Electrical engineer by training takes over at Sea Harvest

Felix Ratheb to take over one of South Africa’s largest hake companies

Sea Harvest Corporation has appointed Felix Ratheb to engineer the future of the subsidiary of broad based black economic empowerment (BBBEE) company Brimstone Investment Corporation.

The fishing company announced last week the appointment of Ratheb, who qualified as an electrical engineer from Wits University and topped up with an MBA, as CEO with effect from 1 January 2014.

Ratheb who currently serves as sales and marketing director comes to succeed George Bezuidenhout who led Sea Harvest through the buyout from Tiger Brands in 2008. That leveraged buyout positioned Sea Harvest as a one of the most empowered entities in the fishing sector and perhaps gave it wings. The group has also featured another prominent BBBEE investor, Kagiso Tiso Investment, as a shareholder.

Sea Harvest catches, processes and markets over 40 000 tons of Cape Hake both locally and internationally. A big portion of the catch is sold internationally with a global customer base.

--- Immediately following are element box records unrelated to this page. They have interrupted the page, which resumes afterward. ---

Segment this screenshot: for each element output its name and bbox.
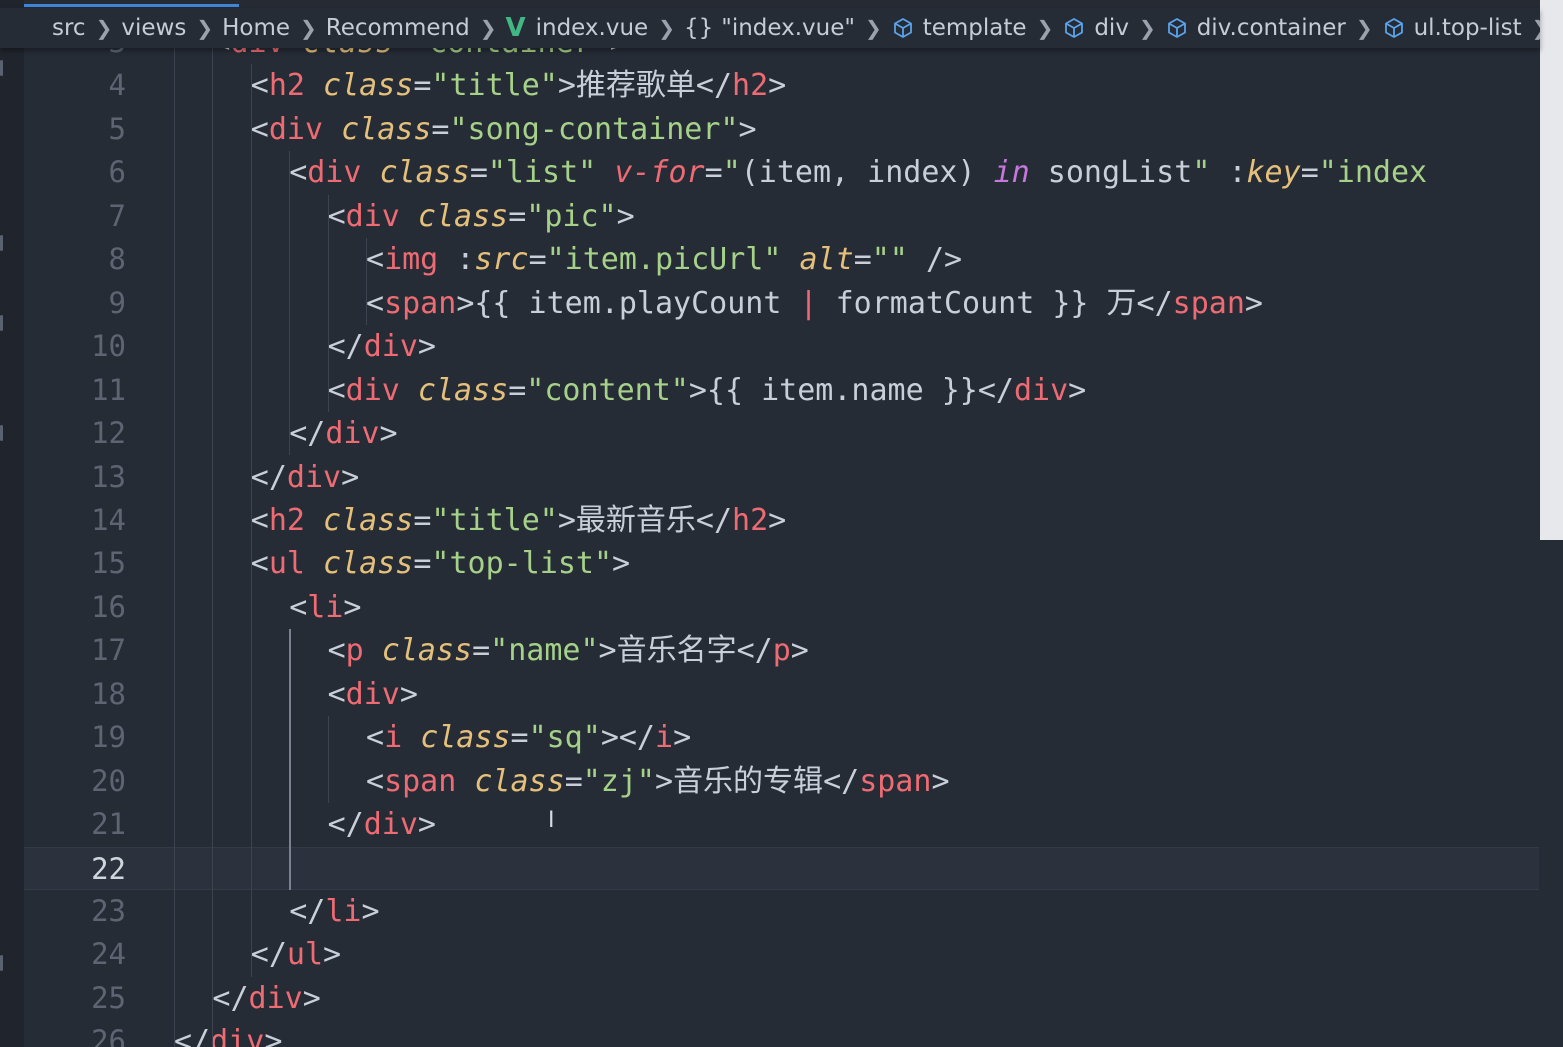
indent-guide <box>250 64 252 977</box>
cube-icon <box>1382 16 1406 40</box>
chevron-right-icon: ❯ <box>864 16 882 40</box>
code-text: <img :src="item.picUrl" alt="" /> <box>366 242 963 278</box>
breadcrumb-item-div-container[interactable]: div.container <box>1165 15 1346 41</box>
code-text: <div class="song-container"> <box>250 111 757 147</box>
line-number: 20 <box>91 763 126 798</box>
chevron-right-icon: ❯ <box>1036 16 1054 40</box>
code-text: </div> <box>289 416 398 452</box>
code-text: <div class="content">{{ item.name }}</di… <box>327 372 1087 408</box>
breadcrumb: src ❯ views ❯ Home ❯ Recommend ❯ V index… <box>0 8 1540 48</box>
vertical-scrollbar-thumb[interactable] <box>1540 0 1563 540</box>
chevron-right-icon: ❯ <box>1355 16 1373 40</box>
breadcrumb-item-file[interactable]: V index.vue <box>505 13 648 43</box>
breadcrumb-item-template[interactable]: template <box>891 15 1027 41</box>
text-cursor-icon: I <box>548 808 555 833</box>
code-editor[interactable]: 3 <div class="container"> 4 <h2 class="titl… <box>24 40 1539 1047</box>
line-number: 10 <box>91 329 126 364</box>
indent-guide <box>212 40 214 1047</box>
code-text: <li> <box>289 589 362 625</box>
line-number: 14 <box>91 502 126 537</box>
code-text: </div> <box>174 1024 283 1047</box>
code-text: <span class="zj">音乐的专辑</span> <box>366 763 950 799</box>
indent-guide <box>174 40 175 1047</box>
line-number: 23 <box>91 894 126 928</box>
breadcrumb-item-views[interactable]: views <box>121 15 186 41</box>
line-number: 24 <box>91 937 126 972</box>
code-text: <i class="sq"></i> <box>366 720 692 756</box>
activity-gutter <box>0 0 24 1047</box>
code-text: </ul> <box>250 937 342 973</box>
code-line[interactable]: 25 </div> <box>24 977 1539 1020</box>
cube-icon <box>1165 16 1189 40</box>
code-text: </li> <box>289 894 380 929</box>
indent-guide <box>289 629 292 890</box>
code-text: <h2 class="title">推荐歌单</h2> <box>250 68 787 104</box>
vertical-scrollbar-track[interactable] <box>1540 540 1563 1047</box>
line-number: 18 <box>91 676 126 711</box>
line-number: 13 <box>91 459 126 494</box>
indent-guide <box>289 151 291 456</box>
code-text: <div class="list" v-for="(item, index) i… <box>289 155 1428 191</box>
braces-icon: {} <box>683 15 714 41</box>
breadcrumb-item-object[interactable]: {} "index.vue" <box>684 15 855 41</box>
code-text: <ul class="top-list"> <box>250 546 631 582</box>
indent-guide <box>327 194 329 413</box>
line-number: 16 <box>91 589 126 624</box>
chevron-right-icon: ❯ <box>1532 16 1540 40</box>
breadcrumb-item-recommend[interactable]: Recommend <box>326 15 470 41</box>
code-text: <h2 class="title">最新音乐</h2> <box>250 502 787 538</box>
active-tab-indicator <box>24 4 239 7</box>
line-number: 7 <box>108 198 126 233</box>
line-number: 19 <box>91 720 126 755</box>
indent-guide <box>327 716 329 804</box>
code-line[interactable]: 26 </div> <box>24 1020 1539 1047</box>
line-number: 25 <box>91 980 126 1015</box>
line-number: 4 <box>108 68 126 103</box>
line-number: 21 <box>91 807 126 842</box>
vue-logo-icon: V <box>505 13 526 43</box>
line-number: 9 <box>108 285 126 320</box>
line-number: 22 <box>91 851 126 886</box>
code-text: <span>{{ item.playCount | formatCount }}… <box>366 285 1263 321</box>
line-number: 12 <box>91 416 126 451</box>
line-number: 26 <box>91 1024 126 1047</box>
indent-guide <box>366 238 367 326</box>
code-text: <div class="pic"> <box>327 198 635 234</box>
chevron-right-icon: ❯ <box>1138 16 1156 40</box>
code-text: <div> <box>327 676 418 712</box>
cube-icon <box>891 16 915 40</box>
chevron-right-icon: ❯ <box>95 16 113 40</box>
breadcrumb-item-home[interactable]: Home <box>222 15 290 41</box>
chevron-right-icon: ❯ <box>479 16 497 40</box>
code-text: <p class="name">音乐名字</p> <box>327 633 809 669</box>
line-number: 11 <box>91 372 126 407</box>
chevron-right-icon: ❯ <box>196 16 214 40</box>
line-number: 5 <box>108 111 126 146</box>
breadcrumb-item-div[interactable]: div <box>1062 15 1129 41</box>
code-text: </div> <box>327 807 436 843</box>
line-number: 17 <box>91 633 126 668</box>
line-number: 6 <box>108 155 126 190</box>
code-text: </div> <box>212 980 321 1016</box>
line-number: 8 <box>108 242 126 277</box>
breadcrumb-item-src[interactable]: src <box>52 15 86 41</box>
chevron-right-icon: ❯ <box>658 16 675 40</box>
code-text: </div> <box>250 459 360 495</box>
code-text: </div> <box>327 329 436 365</box>
breadcrumb-item-ul-top-list[interactable]: ul.top-list <box>1382 15 1522 41</box>
cube-icon <box>1062 16 1086 40</box>
line-number: 15 <box>91 546 126 581</box>
chevron-right-icon: ❯ <box>300 16 317 40</box>
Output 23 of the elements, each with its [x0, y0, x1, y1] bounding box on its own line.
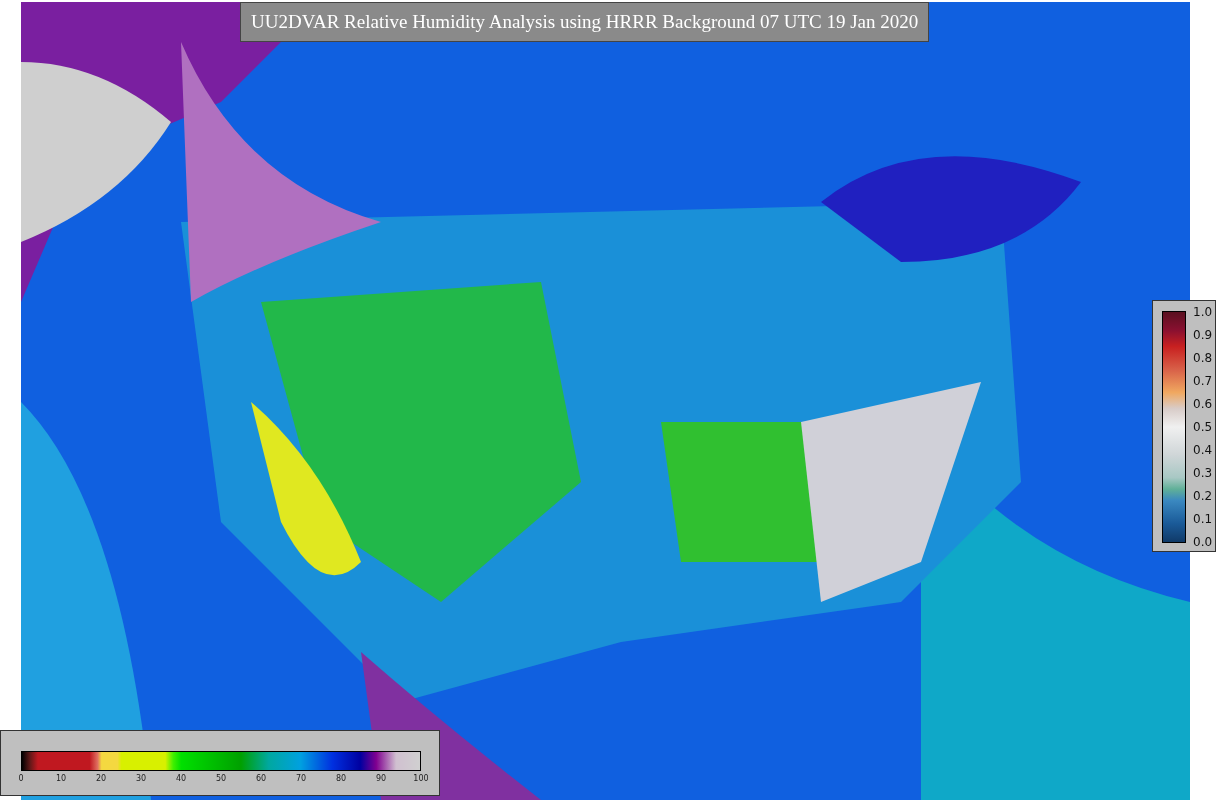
scale-label: 0.7: [1193, 374, 1213, 388]
scale-label: 10: [55, 774, 67, 783]
scale-label: 0.9: [1193, 328, 1213, 342]
scale-label: 0.3: [1193, 466, 1213, 480]
scale-label: 30: [135, 774, 147, 783]
scale-label: 0.8: [1193, 351, 1213, 365]
scale-label: 90: [375, 774, 387, 783]
scale-label: 70: [295, 774, 307, 783]
scale-label: 0.5: [1193, 420, 1213, 434]
scale-label: 0.2: [1193, 489, 1213, 503]
scale-label: 0.4: [1193, 443, 1213, 457]
scale-label: 1.0: [1193, 305, 1213, 319]
scale-label: 20: [95, 774, 107, 783]
scale-label: 0.6: [1193, 397, 1213, 411]
scale-label: 40: [175, 774, 187, 783]
scale-label: 50: [215, 774, 227, 783]
scale-label: 0.1: [1193, 512, 1213, 526]
scale-label: 100: [413, 774, 429, 783]
scale-label: 0.0: [1193, 535, 1213, 549]
scale-label: 60: [255, 774, 267, 783]
chart-title: UU2DVAR Relative Humidity Analysis using HRRR Background 07 UTC 19 Jan 2020: [240, 2, 930, 42]
scale-label: 80: [335, 774, 347, 783]
scale-label: 0: [18, 774, 24, 783]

The company said Ratheb will take over the day-to-day running of operations in October, succeeding George Bezuidenhout. “Bezuidenhout has decided to take an early retirement after being with Sea Harvest for 20 years. He has guided the company through trying times including the first phase of a leveraged buy-out. During the transition period, Bezuidenhout will work with Ratheb until the end of December after which he plans to play golf and spend time with his family”.

Ratheb has worked at Sea Harvest for over 10 years, where he started as a Commercial Manager working very closely with the fleet and factory operations. He then moved on to take over all the Sales, Marketing and Commercial activities of the Company which he has been doing for the past seven years. Additionally, he was an Executive Director on the board.

Fred Robertson, Executive Chairman of Brimstone Investment Corporation said “Felix Ratheb was a key member of the initial management team who participated in the buy-out of Sea Harvest from Tiger Brands. His performance to date has been exemplary. When George Bezuidenhout decided to hand over the baton to Felix Ratheb, the entire Board was 100% behind the appointment. We wish him the best of luck in his new role”.

 Positioned as the largest employer on the West Coast, Sea Harvest is precious asset to a number of stakeholders. The business seems to have matured out of the leveraged buyout as judged from reports issued by the JSE listed Brimstone.

Brimstone’s 2012 annual report spots the following comments about Sea Harvest. Sales increased encouragingly by 6 .5% exceeding the R1 billion mark for the first time in the company’s history.

Earning (Ebitda), was however 18 .5% lower than the comparative period at R123 million. External debt was reduced by 12 .1% to R217 million and cash on hand increased by 88 .5% to R147 million.

It is expected that a significant portion of sea Harvest’s longer term debt will be retired over the next 18 months. Capital expenditure is expected to remain stable for the foreseeable future. The weaker exchange rate and recovering global demand for hake should result in an improved performance in 2013, provided catch rates remain stable”.

 In its 2013 first half report Brimstone said “Sea Harvest’s total allowable catch for hake increased by 7.8% in 2013. Catches during the period were erratic with catch rates marginally down on the comparative period.

However revenue increased driven by a higher value product mix, price increases across all geographies, and a weaker Rand exchange rate. Local seafood business volumes increased significantly while local retail reported stable volumes and firm prices. Demand for Cape Hake remains strong both locally and internationally”.